Si en julio los Apocaliptistas daban la impresión de estarse esfumando, ese otro culto, el culto sin nombre de la adoración a Vornan, estaba cobrando impulso de forma innegable. Carecía de tesis y de propósito; el objetivo de quienes se adherían a él parecía ser tan sólo acercarse a la figura de Vornan y pregonar a gritos su excitada aprobación de lo que era. La Nueva Revelación era su único texto, un retazo incoherente e inconexo de entrevistas y conferencias de prensa en el que había incrustadas aquí y allá asombrosas joyas que Vornan había dejado caer. Sólo pude dar con dos afirmaciones del Vornanismo: que la vida sobre la Tierra es un accidente causado por el descuido de unos visitantes interestelares, y que el mundo no será destruido el próximo 1º de enero. Supongo que habrá religiones fundadas sobre bases aún más parcas que éstas, pero no se me ocurre ningún ejemplo. Sin embargo, los Vornanitas siguieron congregándose alrededor de la enigmática y carismática figura de su profeta. Sorprendentemente, hubo muchos que le siguieron hasta la Luna, creando multitudes que no habían sido vistas allí desde la apertura del centro comercial en Copérnico unos cuantos años antes. El resto se congregó ante gigantescas pantallas -erigidas en las plazas por avispadas empresas- y observó en masa la transmisión desde la Luna. Y a mi vez, también yo veía ocasionalmente los programas sobre estas reuniones de masas.

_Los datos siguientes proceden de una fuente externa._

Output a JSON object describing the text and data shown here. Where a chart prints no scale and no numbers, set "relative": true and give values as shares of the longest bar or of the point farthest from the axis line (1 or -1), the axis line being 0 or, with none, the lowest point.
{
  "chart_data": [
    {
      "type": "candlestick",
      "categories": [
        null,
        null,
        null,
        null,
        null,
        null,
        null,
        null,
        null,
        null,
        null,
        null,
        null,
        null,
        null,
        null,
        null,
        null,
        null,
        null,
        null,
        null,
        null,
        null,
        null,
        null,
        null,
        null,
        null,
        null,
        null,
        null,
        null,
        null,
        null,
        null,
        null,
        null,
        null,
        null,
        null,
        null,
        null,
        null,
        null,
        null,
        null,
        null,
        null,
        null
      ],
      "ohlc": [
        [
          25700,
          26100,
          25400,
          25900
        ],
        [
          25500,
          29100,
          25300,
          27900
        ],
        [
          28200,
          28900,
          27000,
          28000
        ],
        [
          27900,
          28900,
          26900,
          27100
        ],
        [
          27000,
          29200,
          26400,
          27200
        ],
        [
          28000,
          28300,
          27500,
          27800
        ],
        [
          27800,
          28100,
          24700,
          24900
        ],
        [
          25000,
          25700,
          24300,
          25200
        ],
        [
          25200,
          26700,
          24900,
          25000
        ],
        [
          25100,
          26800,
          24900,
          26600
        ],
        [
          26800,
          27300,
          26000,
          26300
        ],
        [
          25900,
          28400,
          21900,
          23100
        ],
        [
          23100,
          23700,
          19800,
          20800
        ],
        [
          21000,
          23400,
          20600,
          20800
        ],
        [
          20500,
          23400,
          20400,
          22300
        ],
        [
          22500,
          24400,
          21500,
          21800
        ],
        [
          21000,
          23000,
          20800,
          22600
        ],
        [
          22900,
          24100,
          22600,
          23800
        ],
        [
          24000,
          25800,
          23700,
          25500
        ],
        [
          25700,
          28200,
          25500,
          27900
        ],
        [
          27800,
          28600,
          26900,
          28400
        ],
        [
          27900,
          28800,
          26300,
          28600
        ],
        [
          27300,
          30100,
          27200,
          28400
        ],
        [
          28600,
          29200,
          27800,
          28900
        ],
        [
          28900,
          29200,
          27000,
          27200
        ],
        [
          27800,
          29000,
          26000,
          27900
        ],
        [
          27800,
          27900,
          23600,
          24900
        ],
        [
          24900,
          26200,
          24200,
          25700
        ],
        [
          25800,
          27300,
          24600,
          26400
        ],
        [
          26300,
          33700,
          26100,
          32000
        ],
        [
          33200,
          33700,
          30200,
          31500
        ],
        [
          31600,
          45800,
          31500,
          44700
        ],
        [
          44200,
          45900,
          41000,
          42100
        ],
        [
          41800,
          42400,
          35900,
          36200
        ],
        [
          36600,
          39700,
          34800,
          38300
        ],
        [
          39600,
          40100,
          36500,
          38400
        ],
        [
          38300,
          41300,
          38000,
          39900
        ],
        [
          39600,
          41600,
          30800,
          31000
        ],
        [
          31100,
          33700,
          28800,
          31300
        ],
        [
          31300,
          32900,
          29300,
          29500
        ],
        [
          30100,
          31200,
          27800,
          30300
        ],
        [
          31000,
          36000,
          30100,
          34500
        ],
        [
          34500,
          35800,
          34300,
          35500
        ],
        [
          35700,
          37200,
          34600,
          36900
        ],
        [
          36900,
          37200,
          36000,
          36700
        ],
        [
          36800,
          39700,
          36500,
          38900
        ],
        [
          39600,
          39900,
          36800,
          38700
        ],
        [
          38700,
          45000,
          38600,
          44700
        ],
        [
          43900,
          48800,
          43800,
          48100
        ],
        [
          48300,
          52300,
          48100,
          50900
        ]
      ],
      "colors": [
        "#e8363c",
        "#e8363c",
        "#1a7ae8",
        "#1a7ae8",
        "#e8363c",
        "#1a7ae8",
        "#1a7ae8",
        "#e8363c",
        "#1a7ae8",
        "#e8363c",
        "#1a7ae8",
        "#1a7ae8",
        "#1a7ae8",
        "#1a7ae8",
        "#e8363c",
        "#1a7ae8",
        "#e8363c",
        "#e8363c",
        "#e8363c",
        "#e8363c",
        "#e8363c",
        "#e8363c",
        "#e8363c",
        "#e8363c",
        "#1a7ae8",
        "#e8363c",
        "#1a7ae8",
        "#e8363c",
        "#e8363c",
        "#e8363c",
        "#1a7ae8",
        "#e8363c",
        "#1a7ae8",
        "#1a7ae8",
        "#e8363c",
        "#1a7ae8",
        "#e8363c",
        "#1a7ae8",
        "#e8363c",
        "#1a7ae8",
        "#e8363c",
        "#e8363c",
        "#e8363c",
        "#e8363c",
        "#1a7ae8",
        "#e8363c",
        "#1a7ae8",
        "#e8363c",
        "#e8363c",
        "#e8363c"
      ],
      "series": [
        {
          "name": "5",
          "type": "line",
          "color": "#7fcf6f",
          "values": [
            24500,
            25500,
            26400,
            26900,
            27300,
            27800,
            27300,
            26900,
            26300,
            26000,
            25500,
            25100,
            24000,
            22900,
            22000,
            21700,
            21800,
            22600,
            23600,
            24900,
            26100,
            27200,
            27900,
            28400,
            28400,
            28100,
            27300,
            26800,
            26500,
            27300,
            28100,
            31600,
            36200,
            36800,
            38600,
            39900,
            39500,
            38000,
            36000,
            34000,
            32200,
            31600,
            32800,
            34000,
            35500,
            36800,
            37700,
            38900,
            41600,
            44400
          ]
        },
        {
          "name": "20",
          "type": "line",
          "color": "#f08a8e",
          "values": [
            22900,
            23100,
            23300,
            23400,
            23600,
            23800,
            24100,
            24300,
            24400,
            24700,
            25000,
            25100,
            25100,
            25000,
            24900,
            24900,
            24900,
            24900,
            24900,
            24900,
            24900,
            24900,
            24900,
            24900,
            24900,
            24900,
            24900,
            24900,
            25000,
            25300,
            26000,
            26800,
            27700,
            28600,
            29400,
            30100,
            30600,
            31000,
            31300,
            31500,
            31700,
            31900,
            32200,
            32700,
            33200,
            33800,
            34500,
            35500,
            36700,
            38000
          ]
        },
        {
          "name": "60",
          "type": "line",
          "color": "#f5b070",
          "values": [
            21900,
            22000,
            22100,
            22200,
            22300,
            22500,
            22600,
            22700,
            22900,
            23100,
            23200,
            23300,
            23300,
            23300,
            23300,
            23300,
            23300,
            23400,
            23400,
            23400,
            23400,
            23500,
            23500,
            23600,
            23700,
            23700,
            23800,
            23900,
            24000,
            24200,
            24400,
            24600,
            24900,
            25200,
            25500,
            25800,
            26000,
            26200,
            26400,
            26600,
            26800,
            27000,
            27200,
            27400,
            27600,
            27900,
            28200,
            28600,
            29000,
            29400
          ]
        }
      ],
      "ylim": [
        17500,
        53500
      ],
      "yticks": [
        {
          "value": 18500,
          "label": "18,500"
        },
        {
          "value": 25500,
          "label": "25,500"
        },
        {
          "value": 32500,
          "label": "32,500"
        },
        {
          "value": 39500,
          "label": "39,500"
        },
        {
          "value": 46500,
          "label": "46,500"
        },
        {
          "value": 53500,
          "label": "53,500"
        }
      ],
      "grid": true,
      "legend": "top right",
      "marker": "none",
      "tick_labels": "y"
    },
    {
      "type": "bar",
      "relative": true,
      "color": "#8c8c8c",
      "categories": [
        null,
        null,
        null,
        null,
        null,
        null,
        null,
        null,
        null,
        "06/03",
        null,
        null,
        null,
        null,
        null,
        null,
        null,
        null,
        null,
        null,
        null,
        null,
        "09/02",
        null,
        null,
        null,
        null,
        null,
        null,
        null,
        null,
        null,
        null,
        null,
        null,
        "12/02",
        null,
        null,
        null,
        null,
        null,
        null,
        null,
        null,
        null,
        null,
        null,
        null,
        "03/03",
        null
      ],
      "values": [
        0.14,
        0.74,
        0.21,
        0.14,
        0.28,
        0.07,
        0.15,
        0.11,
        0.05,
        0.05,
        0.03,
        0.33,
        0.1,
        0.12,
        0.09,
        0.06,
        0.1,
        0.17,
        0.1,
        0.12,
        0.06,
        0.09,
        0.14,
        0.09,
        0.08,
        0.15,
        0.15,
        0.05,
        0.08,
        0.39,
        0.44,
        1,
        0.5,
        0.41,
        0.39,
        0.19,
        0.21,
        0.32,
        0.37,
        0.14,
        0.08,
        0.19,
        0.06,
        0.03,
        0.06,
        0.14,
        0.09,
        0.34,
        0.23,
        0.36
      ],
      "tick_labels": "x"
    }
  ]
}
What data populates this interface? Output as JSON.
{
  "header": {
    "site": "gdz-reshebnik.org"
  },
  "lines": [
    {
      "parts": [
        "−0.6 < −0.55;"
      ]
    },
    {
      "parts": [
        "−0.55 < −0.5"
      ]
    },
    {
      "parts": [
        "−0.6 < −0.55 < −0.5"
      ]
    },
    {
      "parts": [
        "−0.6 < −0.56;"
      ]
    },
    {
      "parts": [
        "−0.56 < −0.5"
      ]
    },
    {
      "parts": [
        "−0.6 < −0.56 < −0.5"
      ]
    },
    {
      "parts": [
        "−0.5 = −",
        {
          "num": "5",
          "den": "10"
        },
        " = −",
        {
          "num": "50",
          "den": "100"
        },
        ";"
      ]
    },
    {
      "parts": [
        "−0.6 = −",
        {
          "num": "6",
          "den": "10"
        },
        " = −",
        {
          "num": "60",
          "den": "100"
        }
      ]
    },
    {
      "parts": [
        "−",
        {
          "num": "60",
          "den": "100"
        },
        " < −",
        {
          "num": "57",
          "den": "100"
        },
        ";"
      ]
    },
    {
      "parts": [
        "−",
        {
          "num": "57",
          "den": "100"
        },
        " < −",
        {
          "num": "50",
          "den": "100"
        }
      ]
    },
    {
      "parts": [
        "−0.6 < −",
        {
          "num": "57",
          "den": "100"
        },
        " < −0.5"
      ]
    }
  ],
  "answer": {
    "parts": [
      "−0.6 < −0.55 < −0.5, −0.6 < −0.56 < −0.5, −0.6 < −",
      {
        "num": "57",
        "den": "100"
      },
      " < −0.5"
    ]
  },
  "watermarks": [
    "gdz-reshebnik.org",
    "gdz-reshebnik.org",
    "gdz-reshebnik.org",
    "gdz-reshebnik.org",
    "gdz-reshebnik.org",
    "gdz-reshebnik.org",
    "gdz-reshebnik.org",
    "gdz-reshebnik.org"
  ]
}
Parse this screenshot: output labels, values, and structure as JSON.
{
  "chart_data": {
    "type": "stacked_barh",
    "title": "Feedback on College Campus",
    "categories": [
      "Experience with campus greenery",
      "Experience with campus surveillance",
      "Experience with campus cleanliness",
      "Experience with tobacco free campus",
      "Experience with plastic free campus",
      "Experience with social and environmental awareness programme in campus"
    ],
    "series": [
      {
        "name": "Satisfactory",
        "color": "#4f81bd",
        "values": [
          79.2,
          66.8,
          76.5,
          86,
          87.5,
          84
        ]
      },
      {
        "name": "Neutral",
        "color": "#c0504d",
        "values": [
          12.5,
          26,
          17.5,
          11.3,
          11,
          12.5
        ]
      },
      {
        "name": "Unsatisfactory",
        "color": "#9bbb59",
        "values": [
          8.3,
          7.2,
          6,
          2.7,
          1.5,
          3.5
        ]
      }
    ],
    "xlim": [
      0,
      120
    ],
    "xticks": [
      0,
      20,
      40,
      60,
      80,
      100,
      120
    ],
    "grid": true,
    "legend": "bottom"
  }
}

Lo que más me inquietaba de este movimiento era su falta de forma clara. Estaba esperando la mano de quien lo moldeara. Si Vornan decidía hacerlo, podría darle a su culto ímpetu y dirección con tan sólo pronunciar unas cuantas afirmaciones ex cathedra. Podía pedir guerras santas, disturbios políticos, que se bailara en las calles, la abstinencia de todo estimulante o el abuso de éstos… y millones de personas le obedecerían. Hasta el momento no había querido hacer uso de ese poder. Quizá sólo ahora empezaba a comprender poco a poco que tal poder estaba a su disposición. Había visto cómo Vornan sumía en el caos una fiesta privada con unos cuantos gestos despreocupados de su mano; ¿qué no podría hacer cuando hubiera aferrado las palancas que controlan el mundo?
La fuerza de su culto era impresionante, y también lo era la velocidad a la que crecía. Su ausencia -debida al viaje a la Luna- no parecía tener la más mínima importancia. Incluso desde lejos ejercía una atracción tan poderosa e irracional como el tirón de la propia Luna sobre nuestros mares. Era todo para todos los hombres, de una forma más precisa de la que puede reflejar esa frase tan gastada; había quienes le amaban por su alegre nihilismo, y otros que le veían como un símbolo de estabilidad en un mundo vacilante. No dudo de que su atractivo básico era el de una deidad: no como Jehová u Odín, una remota y barbuda figura paterna, sino como un Joven Dios dinámico, apuesto y alegre, la encarnación de la primavera y la luz, las fuerzas creadoras y destructoras unidas en una sola síntesis. Era Apolo. Era Baldur. Era Osiris. Pero también era Loki, y los viejos creadores de mitos no habían pensado en esa combinación.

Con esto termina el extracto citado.